God provides all they need, but He honors them by providing an option. Will humans rule the earth but obey Him? So there is a tree, a tree of knowledge of Good and Bad. "Do not eat," He said. Why put it there? Because without it we are only babies. He wants relationship, He tests us to reveal what is in us. He gives us choice. (Perhaps the tree is no different from any other, randomly chosen and set apart. It reveals good and bad because of what is in the human behavior, not the fruit itself. It's not the fruit, it is disobedience which educates us in evil.) So the tree "looks" good, thinks Eve. It appeals, the way independence appeals to the teenager. "Shake off the chains and be free!" Eve, singing with Franks Sinatra, "I did it my way!" Tragically, knowing what evil and bad are is not so much fun. It is especially painful when you find it in yourself. We, too, have tasted the fruit, it looked good and tasted sweet, but it became bitter in the stomach. Eve and Adam begin a new life together. One filled with the misery of their own choosing. You want freedom and independence from God? Welcome to "Earth II: Fallen Creation."

Sin, suffering, wounds, death, deceit, injustice, fear.... The new world order under Adam and Eve produces all manner of problems.
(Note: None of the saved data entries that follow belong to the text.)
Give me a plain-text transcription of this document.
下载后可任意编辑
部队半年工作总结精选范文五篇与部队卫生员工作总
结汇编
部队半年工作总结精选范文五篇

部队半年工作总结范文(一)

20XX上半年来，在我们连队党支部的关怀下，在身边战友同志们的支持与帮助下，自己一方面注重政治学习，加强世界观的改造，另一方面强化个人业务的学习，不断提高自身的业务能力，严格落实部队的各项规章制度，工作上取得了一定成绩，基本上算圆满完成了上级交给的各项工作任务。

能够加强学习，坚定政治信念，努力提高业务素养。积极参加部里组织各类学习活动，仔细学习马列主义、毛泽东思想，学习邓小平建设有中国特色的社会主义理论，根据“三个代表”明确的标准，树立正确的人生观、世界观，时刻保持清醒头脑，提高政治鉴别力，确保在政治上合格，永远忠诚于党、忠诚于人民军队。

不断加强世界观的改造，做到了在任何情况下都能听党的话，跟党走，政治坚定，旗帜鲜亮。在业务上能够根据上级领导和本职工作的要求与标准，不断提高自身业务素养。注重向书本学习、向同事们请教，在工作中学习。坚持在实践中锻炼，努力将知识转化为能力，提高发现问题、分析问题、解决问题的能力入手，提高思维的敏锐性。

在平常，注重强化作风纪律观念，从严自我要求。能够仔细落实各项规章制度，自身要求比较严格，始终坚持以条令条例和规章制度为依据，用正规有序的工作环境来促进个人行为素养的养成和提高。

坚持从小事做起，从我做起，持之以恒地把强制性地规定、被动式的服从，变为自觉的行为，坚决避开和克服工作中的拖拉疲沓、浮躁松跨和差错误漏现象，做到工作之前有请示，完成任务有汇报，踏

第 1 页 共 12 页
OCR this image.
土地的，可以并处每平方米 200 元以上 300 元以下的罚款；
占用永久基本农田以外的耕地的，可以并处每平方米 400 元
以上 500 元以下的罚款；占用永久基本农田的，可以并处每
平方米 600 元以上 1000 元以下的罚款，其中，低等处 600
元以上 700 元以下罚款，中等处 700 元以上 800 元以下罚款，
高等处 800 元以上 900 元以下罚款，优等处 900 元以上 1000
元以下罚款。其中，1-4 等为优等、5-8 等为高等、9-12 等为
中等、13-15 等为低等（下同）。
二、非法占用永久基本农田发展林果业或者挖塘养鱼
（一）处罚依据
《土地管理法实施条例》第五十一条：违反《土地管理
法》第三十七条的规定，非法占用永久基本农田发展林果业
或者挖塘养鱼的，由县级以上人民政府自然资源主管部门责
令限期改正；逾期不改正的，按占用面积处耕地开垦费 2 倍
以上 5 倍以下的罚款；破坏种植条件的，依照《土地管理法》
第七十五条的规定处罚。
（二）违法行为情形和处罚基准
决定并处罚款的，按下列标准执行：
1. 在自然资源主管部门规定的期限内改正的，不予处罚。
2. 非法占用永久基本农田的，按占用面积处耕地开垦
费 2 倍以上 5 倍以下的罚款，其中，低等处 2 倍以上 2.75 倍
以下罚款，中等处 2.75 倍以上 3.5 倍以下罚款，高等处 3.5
We are not totally alone, God still finds a way to reach us, but we are not in Eden and He no longer walks among us in the cool of the day (except for rare exceptions for the welfare of the human race). The ministry of Jesus would be the prime example of Him rescuing us from this mess of our own making. As Jesus breathed His breath into the Apostles and sent them out (and by extension us as well) He told them and empowered them to do the same. Rescue folks. And so, at its best, this is what the church does. It teaches truth to rescue minds, it exorcises demons to free soul and spirit and it heals body and soul, mind and heart, to free from every malady. This is what we sought to do last Sunday. It worked. There were different manner of healing, enough tears shed to convince you that some pains were dealt with. People said they felt things going on, spiritual kinds of things that manifested within them. It was not a typical church day, though it is becoming more typical as we seek to do what Jesus told us to do: Preach, Teach, Heal, Exorcise, Reconcile and Forgive Sinners.
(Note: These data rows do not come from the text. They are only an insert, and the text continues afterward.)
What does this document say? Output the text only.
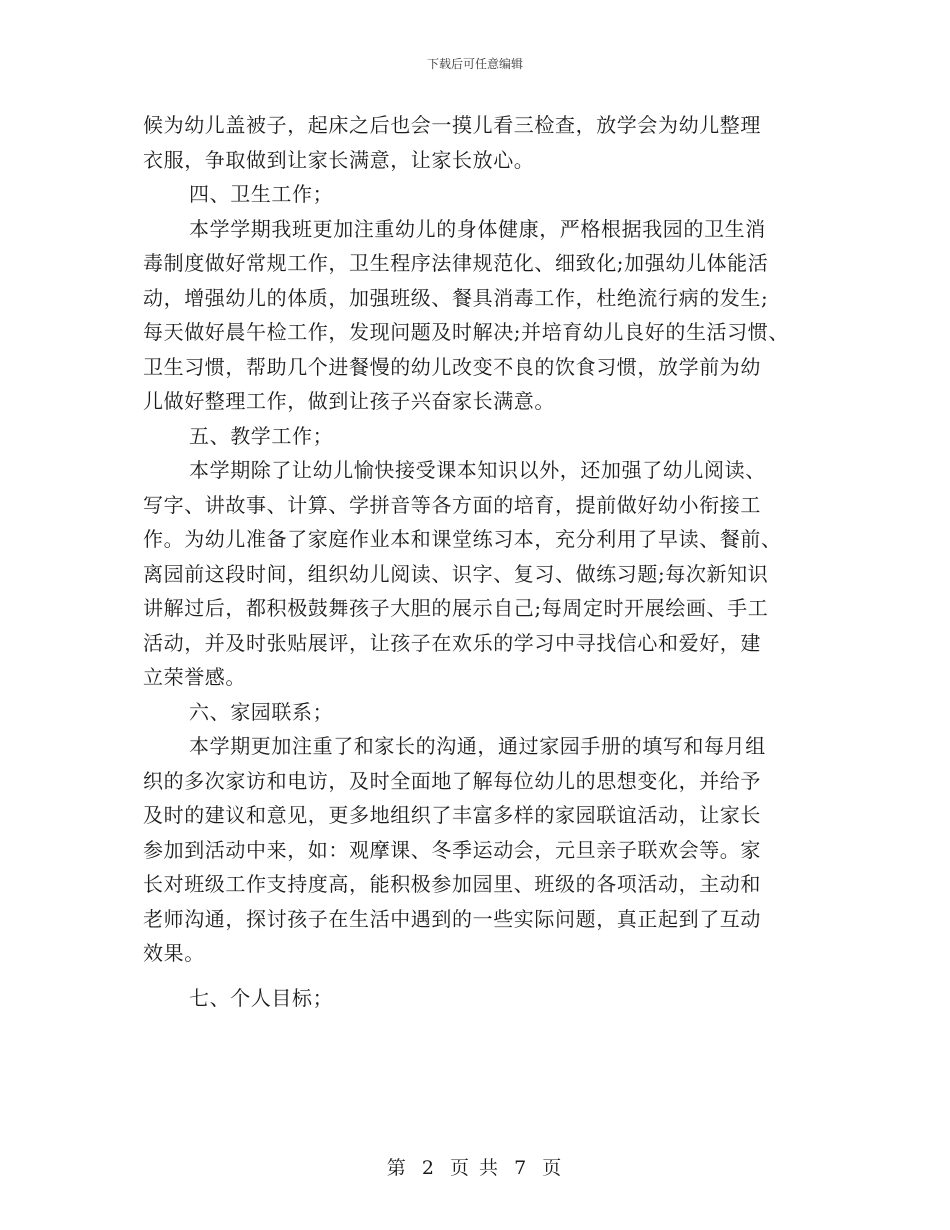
下载后可任意编辑
候为幼儿盖被子，起床之后也会一摸儿看三检查，放学会为幼儿整理
衣服，争取做到让家长满意，让家长放心。
四、卫生工作；
本学学期我班更加注重幼儿的身体健康，严格根据我园的卫生消
毒制度做好常规工作，卫生程序法律规范化、细致化;加强幼儿体能活
动，增强幼儿的体质，加强班级、餐具消毒工作，杜绝流行病的发生;
每天做好晨午检工作，发现问题及时解决;并培育幼儿良好的生活习惯、
卫生习惯，帮助几个进餐慢的幼儿改变不良的饮食习惯，放学前为幼
儿做好整理工作，做到让孩子兴奋家长满意。
五、教学工作；
本学期除了让幼儿愉快接受课本知识以外，还加强了幼儿阅读、
写字、讲故事、计算、学拼音等各方面的培育，提前做好幼小衔接工
作。为幼儿准备了家庭作业本和课堂练习本，充分利用了早读、餐前、
离园前这段时间，组织幼儿阅读、识字、复习、做练习题;每次新知识
讲解过后，都积极鼓舞孩子大胆的展示自己;每周定时开展绘画、手工
活动，并及时张贴展评，让孩子在欢乐的学习中寻找信心和爱好，建
立荣誉感。
六、家园联系；
本学期更加注重了和家长的沟通，通过家园手册的填写和每月组
织的多次家访和电访，及时全面地了解每位幼儿的思想变化，并给予
及时的建议和意见，更多地组织了丰富多样的家园联谊活动，让家长
参加到活动中来，如：观摩课、冬季运动会，元旦亲子联欢会等。家
长对班级工作支持度高，能积极参加园里、班级的各项活动，主动和
老师沟通，探讨孩子在生活中遇到的一些实际问题，真正起到了互动
效果。
七、个人目标；
第 2 页 共 7 页
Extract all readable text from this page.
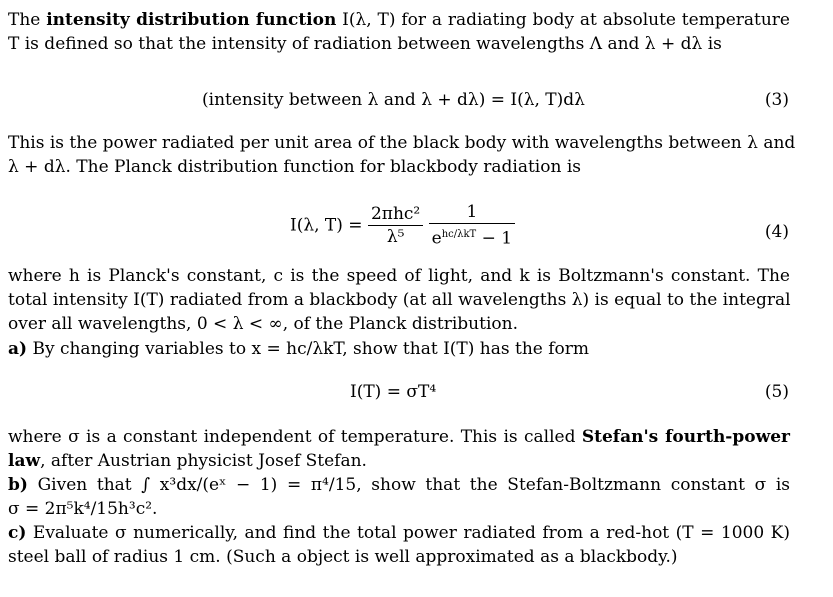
The intensity distribution function I(λ, T) for a radiating body at absolute temperature
T is defined so that the intensity of radiation between wavelengths Λ and λ + dλ is
(intensity between λ and λ + dλ) = I(λ, T)dλ	(3)
This is the power radiated per unit area of the black body with wavelengths between λ and
λ + dλ. The Planck distribution function for blackbody radiation is
I(λ, $T) = \frac{\text{2πhc²}}{\text{λ⁵}}$
$\frac{1}{e^{hc/\lambda kT} - 1}$	(4)
where h is Planck's constant, c is the speed of light, and k is Boltzmann's constant. The
total intensity I(T) radiated from a blackbody (at all wavelengths λ) is equal to the integral
over all wavelengths, 0 < λ < ∞, of the Planck distribution.
a) By changing variables to x = hc/λkT, show that I(T) has the form
I(T) = σT⁴	(5)
where σ is a constant independent of temperature. This is called Stefan's fourth-power
law, after Austrian physicist Josef Stefan.
b) Given that ∫ x³dx/(eˣ − 1) = π⁴/15, show that the Stefan-Boltzmann constant σ is
σ = 2π⁵k⁴/15h³c².
c) Evaluate σ numerically, and find the total power radiated from a red-hot (T = 1000 K)
steel ball of radius 1 cm. (Such a object is well approximated as a blackbody.)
Why do such things? Because we live east of Eden in a cursed world. Because Jesus told us to and God wants it. Because seeing life renewed is more fun and more beautiful than most anything else we could have done. I continue to pray for those who attended, that the healing begun reaches fruitition, and for protection on the healings. I pray for those who wanted to be there but couldn't come. I pray for those who needed to be there but didn't come. I pray in thanks to the Father of mercy who loves us so much and saves us each day in myriad ways.